Small wonder that the FBI resisted producing this number for so many years. This staggering figure, even with all the government’s caveats, makes clear that there’s nothing “incidental” about Section 702’s impact on Americans. Warrantless access to Americans’ communications has become a core feature of a surveillance program that purports to be solely foreign-focused.

True, the Foreign Intelligence Surveillance Court — which oversees the government’s use of foreign intelligence surveillance authorities — has blessed this practice. But the same court also endorsed the NSA’s bulk collection of Americans’ phone records. That didn’t stop three regular federal courts from ruling the practice illegal. Nor did it stop Congress from banning it.

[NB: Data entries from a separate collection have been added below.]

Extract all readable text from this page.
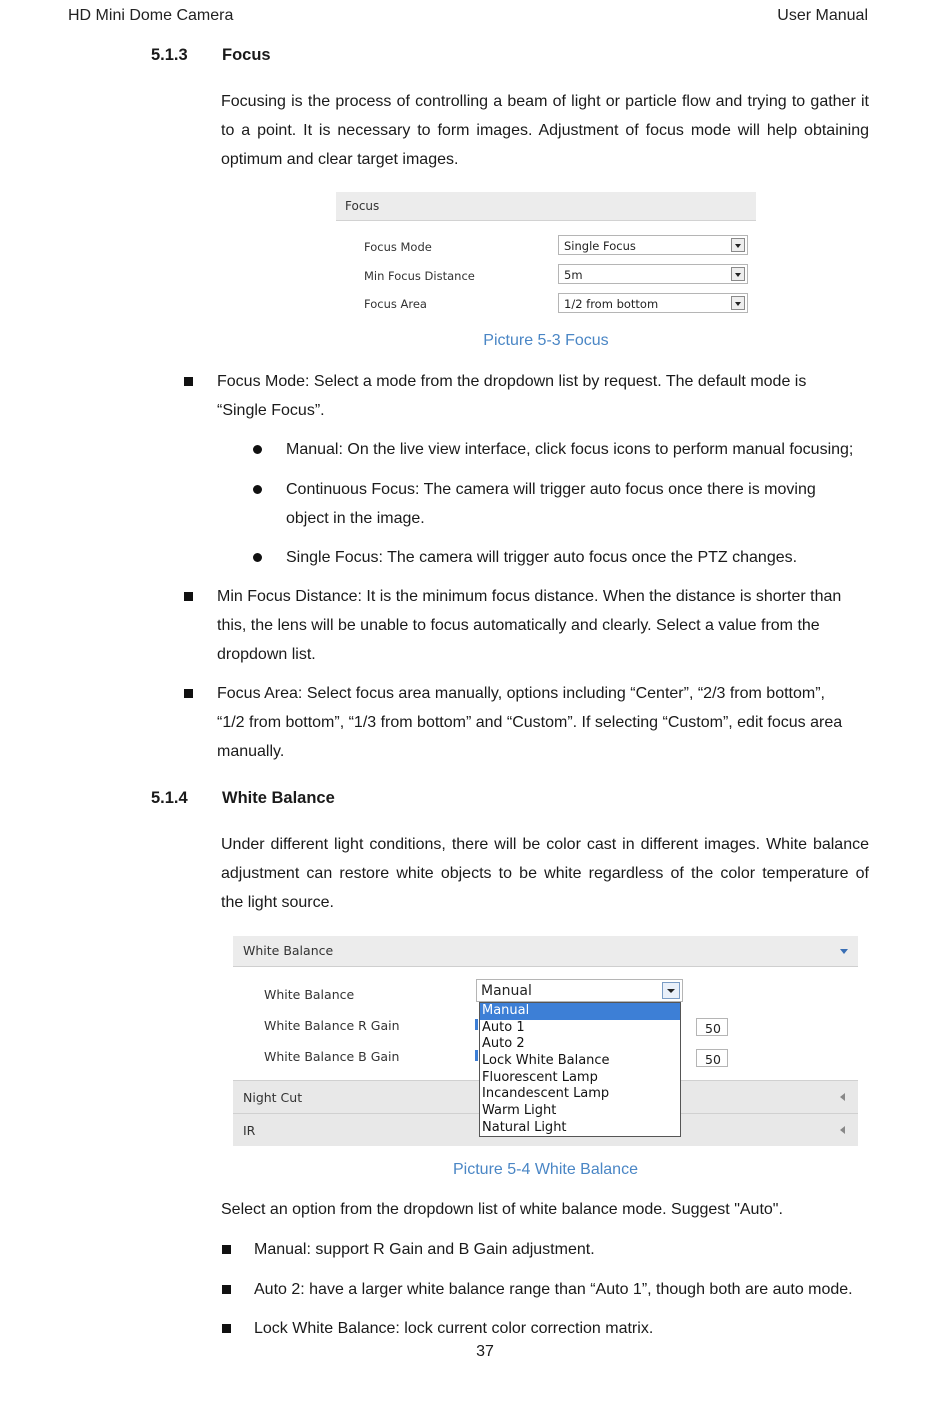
HD Mini Dome Camera	User Manual
5.1.3 Focus
Focusing is the process of controlling a beam of light or particle flow and trying to gather it
to a point. It is necessary to form images. Adjustment of focus mode will help obtaining
optimum and clear target images.
Focus
Focus Mode
Min Focus Distance
Focus Area
Single Focus
5m
1/2 from bottom
Picture 5-3 Focus
Focus Mode: Select a mode from the dropdown list by request. The default mode is
“Single Focus”.
Manual: On the live view interface, click focus icons to perform manual focusing;
Continuous Focus: The camera will trigger auto focus once there is moving
object in the image.
Single Focus: The camera will trigger auto focus once the PTZ changes.
Min Focus Distance: It is the minimum focus distance. When the distance is shorter than
this, the lens will be unable to focus automatically and clearly. Select a value from the
dropdown list.
Focus Area: Select focus area manually, options including “Center”, “2/3 from bottom”,
“1/2 from bottom”, “1/3 from bottom” and “Custom”. If selecting “Custom”, edit focus area
manually.
5.1.4 White Balance
Under different light conditions, there will be color cast in different images. White balance
adjustment can restore white objects to be white regardless of the color temperature of
the light source.
White Balance
White Balance
White Balance R Gain
White Balance B Gain
Manual
50
50
Night Cut
IR
Manual
Auto 1
Auto 2
Lock White Balance
Fluorescent Lamp
Incandescent Lamp
Warm Light
Natural Light
Picture 5-4 White Balance
Select an option from the dropdown list of white balance mode. Suggest "Auto".
Manual: support R Gain and B Gain adjustment.
Auto 2: have a larger white balance range than “Auto 1”, though both are auto mode.
Lock White Balance: lock current color correction matrix.
37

The most recent report, however, has not generated the same public uproar as the Snowden disclosures. Indeed, the media coverage of the report largely missed the significance of this disclosure. That could be because the “backdoor search” scandal — unlike the Snowden revelations — has unfolded in increments and through muted official disclosures, rather than all at once through a spectacular leak. It could also stem from the relative complexity of the statute and its operation.

But we should not let the form obscure the substance: The government is conducting warrantless searches of the most sensitive information we generate — our private communications — on a dizzying scale. If anything, that’s an even greater intrusion on Americans’ privacy than the NSA’s bulk collection of phone records.

Congress must once again act to stop the government from using foreign intelligence surveillance authorities to make an end run around Americans’ constitutional rights. Section 702 comes up for reauthorization next year. When it does, Congress should require government officials to obtain a warrant any time they wish to search Section 702-acquired data for Americans’ communications.

Such a measure has twice passed in the House but failed to become law. The government’s report should erase any doubt that it is necessary. Enacting this sensible solution will leave the government ample authority to collect information on foreign actors, while preserving vital Fourth Amendment safeguards for Americans.